Maybe it's because the average citizen who doesn't have access to such luxury doesn't know. If they did, there's a chance they might say, "Industries with a vested interest in influencing politicians giving away thousands of dollars of free stuff smells an awful lot like bribery."
This is why a group calling itself North Dakotans for Public Integrity initiated what will appear on the November ballot as Measure 1, the North Dakota Anti-Corruption Amendment. The bipartisan group's goal is government transparency.
Interestingly, the measure has the entrenched status quo in Bismarck squealing. For a bunch of people who squawk about the evils of government and the need for transparency, they sure act threatened.

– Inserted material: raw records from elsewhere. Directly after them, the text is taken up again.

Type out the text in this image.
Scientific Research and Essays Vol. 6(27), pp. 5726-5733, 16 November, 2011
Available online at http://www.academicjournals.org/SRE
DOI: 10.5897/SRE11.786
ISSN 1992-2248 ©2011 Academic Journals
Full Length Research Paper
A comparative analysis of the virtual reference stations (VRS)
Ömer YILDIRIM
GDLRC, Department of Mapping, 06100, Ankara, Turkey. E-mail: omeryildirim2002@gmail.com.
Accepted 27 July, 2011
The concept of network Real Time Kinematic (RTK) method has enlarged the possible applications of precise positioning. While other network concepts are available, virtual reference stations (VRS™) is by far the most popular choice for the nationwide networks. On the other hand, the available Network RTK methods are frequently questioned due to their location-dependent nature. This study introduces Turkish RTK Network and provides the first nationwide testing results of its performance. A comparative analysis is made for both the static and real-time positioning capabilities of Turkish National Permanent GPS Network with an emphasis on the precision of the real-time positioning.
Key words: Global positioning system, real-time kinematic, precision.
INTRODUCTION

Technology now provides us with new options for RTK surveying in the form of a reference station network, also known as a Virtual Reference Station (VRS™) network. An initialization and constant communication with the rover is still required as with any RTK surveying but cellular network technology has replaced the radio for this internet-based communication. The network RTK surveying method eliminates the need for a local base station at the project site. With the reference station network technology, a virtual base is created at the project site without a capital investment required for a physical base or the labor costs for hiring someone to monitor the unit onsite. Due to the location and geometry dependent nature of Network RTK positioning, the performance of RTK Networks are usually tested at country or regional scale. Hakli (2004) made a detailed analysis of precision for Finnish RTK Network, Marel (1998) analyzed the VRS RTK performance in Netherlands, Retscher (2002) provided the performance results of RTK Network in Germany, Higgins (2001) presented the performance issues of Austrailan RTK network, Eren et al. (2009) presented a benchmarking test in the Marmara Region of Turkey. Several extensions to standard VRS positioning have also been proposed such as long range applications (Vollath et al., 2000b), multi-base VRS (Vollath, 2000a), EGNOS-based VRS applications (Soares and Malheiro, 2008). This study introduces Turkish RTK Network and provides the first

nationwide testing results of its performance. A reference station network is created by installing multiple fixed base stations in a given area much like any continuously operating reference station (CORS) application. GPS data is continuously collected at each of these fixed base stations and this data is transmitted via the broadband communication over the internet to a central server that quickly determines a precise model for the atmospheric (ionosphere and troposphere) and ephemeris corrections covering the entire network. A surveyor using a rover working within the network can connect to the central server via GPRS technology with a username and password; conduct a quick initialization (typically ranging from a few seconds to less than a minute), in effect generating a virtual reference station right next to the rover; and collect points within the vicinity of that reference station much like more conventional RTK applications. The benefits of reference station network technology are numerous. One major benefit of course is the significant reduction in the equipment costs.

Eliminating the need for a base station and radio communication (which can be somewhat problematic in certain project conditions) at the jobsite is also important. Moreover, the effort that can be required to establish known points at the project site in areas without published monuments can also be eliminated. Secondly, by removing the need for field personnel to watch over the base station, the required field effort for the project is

They say it's unnecessary (Antigua Jim's flight history says otherwise), they say it's a violation of the First Amendment (hogwash, the federal government and a majority of states have ethics rules), they say the money to fund the measure comes from out of state (so does Harold Hamm's and the cash of dozens of lobbying groups). What they don't say is why having a government watchdog is a bad idea.

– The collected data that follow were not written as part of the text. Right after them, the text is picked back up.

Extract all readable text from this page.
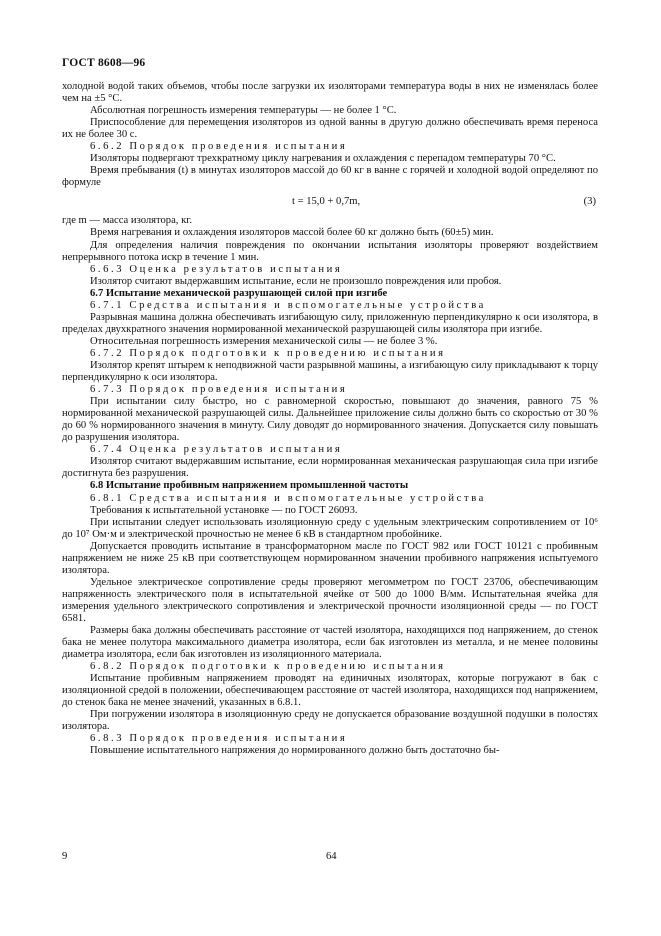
ГОСТ 8608—96

холодной водой таких объемов, чтобы после загрузки их изоляторами температура воды в них не изменялась более чем на ±5 °С.

Абсолютная погрешность измерения температуры — не более 1 °С.

Приспособление для перемещения изоляторов из одной ванны в другую должно обеспечивать время переноса их не более 30 с.

6.6.2 Порядок проведения испытания

Изоляторы подвергают трехкратному циклу нагревания и охлаждения с перепадом температуры 70 °С.

Время пребывания (t) в минутах изоляторов массой до 60 кг в ванне с горячей и холодной водой определяют по формуле

t = 15,0 + 0,7m,	(3)

где m — масса изолятора, кг.

Время нагревания и охлаждения изоляторов массой более 60 кг должно быть (60±5) мин.

Для определения наличия повреждения по окончании испытания изоляторы проверяют воздействием непрерывного потока искр в течение 1 мин.

6.6.3 Оценка результатов испытания

Изолятор считают выдержавшим испытание, если не произошло повреждения или пробоя.

6.7 Испытание механической разрушающей силой при изгибе

6.7.1 Средства испытания и вспомогательные устройства

Разрывная машина должна обеспечивать изгибающую силу, приложенную перпендикулярно к оси изолятора, в пределах двухкратного значения нормированной механической разрушающей силы изолятора при изгибе.

Относительная погрешность измерения механической силы — не более 3 %.

6.7.2 Порядок подготовки к проведению испытания

Изолятор крепят штырем к неподвижной части разрывной машины, а изгибающую силу прикладывают к торцу перпендикулярно к оси изолятора.

6.7.3 Порядок проведения испытания

При испытании силу быстро, но с равномерной скоростью, повышают до значения, равного 75 % нормированной механической разрушающей силы. Дальнейшее приложение силы должно быть со скоростью от 30 % до 60 % нормированного значения в минуту. Силу доводят до нормированного значения. Допускается силу повышать до разрушения изолятора.

6.7.4 Оценка результатов испытания

Изолятор считают выдержавшим испытание, если нормированная механическая разрушающая сила при изгибе достигнута без разрушения.

6.8 Испытание пробивным напряжением промышленной частоты

6.8.1 Средства испытания и вспомогательные устройства

Требования к испытательной установке — по ГОСТ 26093.

При испытании следует использовать изоляционную среду с удельным электрическим сопротивлением от 10⁶ до 10⁷ Ом·м и электрической прочностью не менее 6 кВ в стандартном пробойнике.

Допускается проводить испытание в трансформаторном масле по ГОСТ 982 или ГОСТ 10121 с пробивным напряжением не ниже 25 кВ при соответствующем нормированном значении пробивного напряжения испытуемого изолятора.

Удельное электрическое сопротивление среды проверяют мегомметром по ГОСТ 23706, обеспечивающим напряженность электрического поля в испытательной ячейке от 500 до 1000 В/мм. Испытательная ячейка для измерения удельного электрического сопротивления и электрической прочности изоляционной среды — по ГОСТ 6581.

Размеры бака должны обеспечивать расстояние от частей изолятора, находящихся под напряжением, до стенок бака не менее полутора максимального диаметра изолятора, если бак изготовлен из металла, и не менее половины диаметра изолятора, если бак изготовлен из изоляционного материала.

6.8.2 Порядок подготовки к проведению испытания

Испытание пробивным напряжением проводят на единичных изоляторах, которые погружают в бак с изоляционной средой в положении, обеспечивающем расстояние от частей изолятора, находящихся под напряжением, до стенок бака не менее значений, указанных в 6.8.1.

При погружении изолятора в изоляционную среду не допускается образование воздушной подушки в полостях изолятора.

6.8.3 Порядок проведения испытания

Повышение испытательного напряжения до нормированного должно быть достаточно бы-

9	64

The measure lays out a handful of easy-to-understand objectives.
• It bans foreign money from North Dakota elections.
• It prevents personal use of campaign money.
• It restricts lobbyist gifts.
• It bans public officials from serving as lobbyists and makes it illegal for them to take jobs as lobbyists for two years after leaving office.

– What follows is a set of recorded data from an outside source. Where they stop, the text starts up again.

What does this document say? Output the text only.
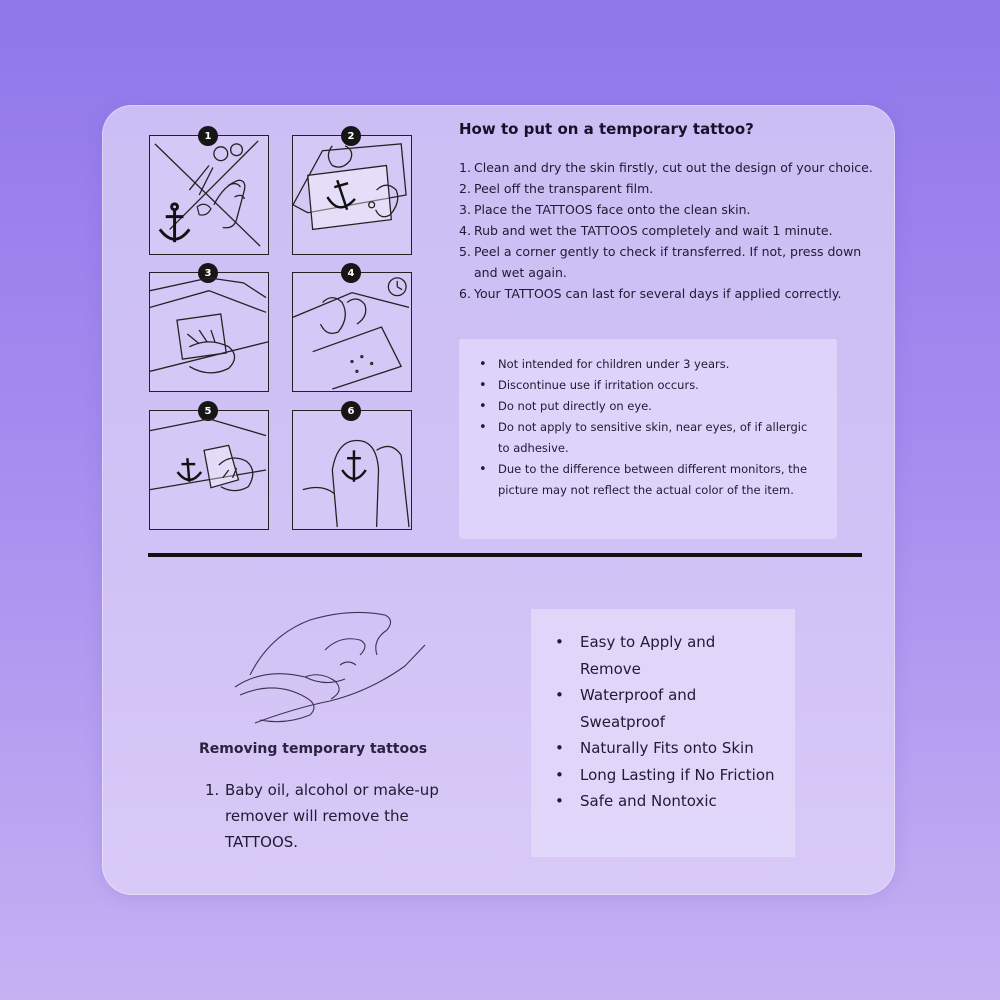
1	2
3	4
5	6
How to put on a temporary tattoo?
1. Clean and dry the skin firstly, cut out the design of your choice.
2. Peel off the transparent film.
3. Place the TATTOOS face onto the clean skin.
4. Rub and wet the TATTOOS completely and wait 1 minute.
5. Peel a corner gently to check if transferred. If not, press down and wet again.
6. Your TATTOOS can last for several days if applied correctly.
• Not intended for children under 3 years.
• Discontinue use if irritation occurs.
• Do not put directly on eye.
• Do not apply to sensitive skin, near eyes, of if allergic to adhesive.
• Due to the difference between different monitors, the picture may not reflect the actual color of the item.
Removing temporary tattoos
1. Baby oil, alcohol or make-up remover will remove the TATTOOS.
•	Easy to Apply and Remove
•	Waterproof and Sweatproof
•	Naturally Fits onto Skin
•	Long Lasting if No Friction
•	Safe and Nontoxic
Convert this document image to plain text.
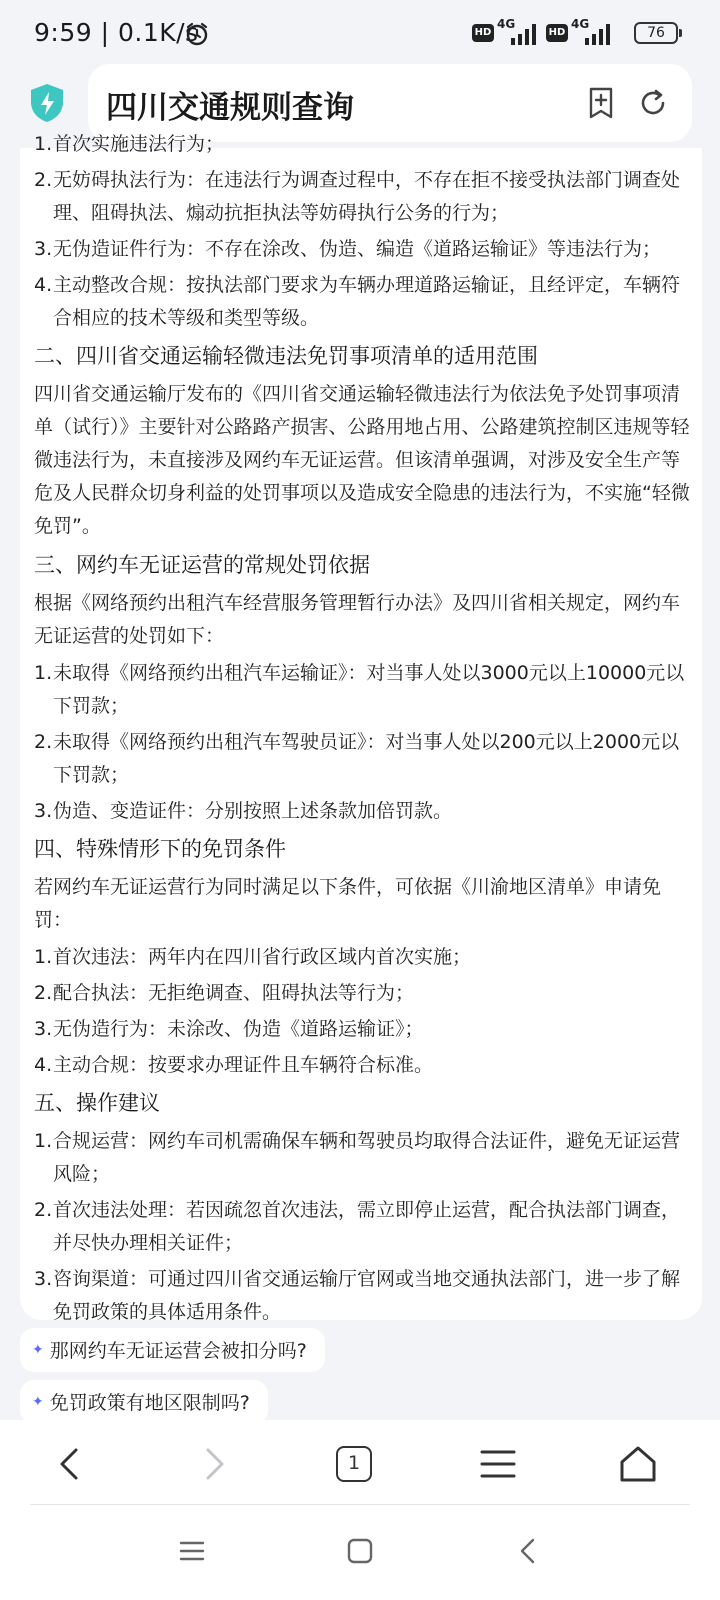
9:59 | 0.1K/s	HD
4G
HD
4G
76
四川交通规则查询
1. 首次实施违法行为；
2. 无妨碍执法行为：在违法行为调查过程中，不存在拒不接受执法部门调查处理、阻碍执法、煽动抗拒执法等妨碍执行公务的行为；
3. 无伪造证件行为：不存在涂改、伪造、编造《道路运输证》等违法行为；
4. 主动整改合规：按执法部门要求为车辆办理道路运输证，且经评定，车辆符合相应的技术等级和类型等级。
二、四川省交通运输轻微违法免罚事项清单的适用范围
四川省交通运输厅发布的《四川省交通运输轻微违法行为依法免予处罚事项清单（试行）》主要针对公路路产损害、公路用地占用、公路建筑控制区违规等轻微违法行为，未直接涉及网约车无证运营。但该清单强调，对涉及安全生产等危及人民群众切身利益的处罚事项以及造成安全隐患的违法行为，不实施“轻微免罚”。
三、网约车无证运营的常规处罚依据
根据《网络预约出租汽车经营服务管理暂行办法》及四川省相关规定，网约车无证运营的处罚如下：
1. 未取得《网络预约出租汽车运输证》：对当事人处以3000元以上10000元以下罚款；
2. 未取得《网络预约出租汽车驾驶员证》：对当事人处以200元以上2000元以下罚款；
3. 伪造、变造证件：分别按照上述条款加倍罚款。
四、特殊情形下的免罚条件
若网约车无证运营行为同时满足以下条件，可依据《川渝地区清单》申请免罚：
1. 首次违法：两年内在四川省行政区域内首次实施；
2. 配合执法：无拒绝调查、阻碍执法等行为；
3. 无伪造行为：未涂改、伪造《道路运输证》；
4. 主动合规：按要求办理证件且车辆符合标准。
五、操作建议
1. 合规运营：网约车司机需确保车辆和驾驶员均取得合法证件，避免无证运营风险；
2. 首次违法处理：若因疏忽首次违法，需立即停止运营，配合执法部门调查，并尽快办理相关证件；
3. 咨询渠道：可通过四川省交通运输厅官网或当地交通执法部门，进一步了解免罚政策的具体适用条件。
✦ 那网约车无证运营会被扣分吗?
✦ 免罚政策有地区限制吗?
1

• It creates a nonpartisan ethics commission to receive and investigate ethics complaints, among other things.
What is objectionable about any of those things?
But talk of ethics rules and oversight sure seems to get the Bismarck power structure riled up. It seems the good ol' boys and girls are worried about their spigot going dry.
The ethics measure is common sense. The arrogance of using Antigua Jim as the front man to defeat it is enough to tell you why.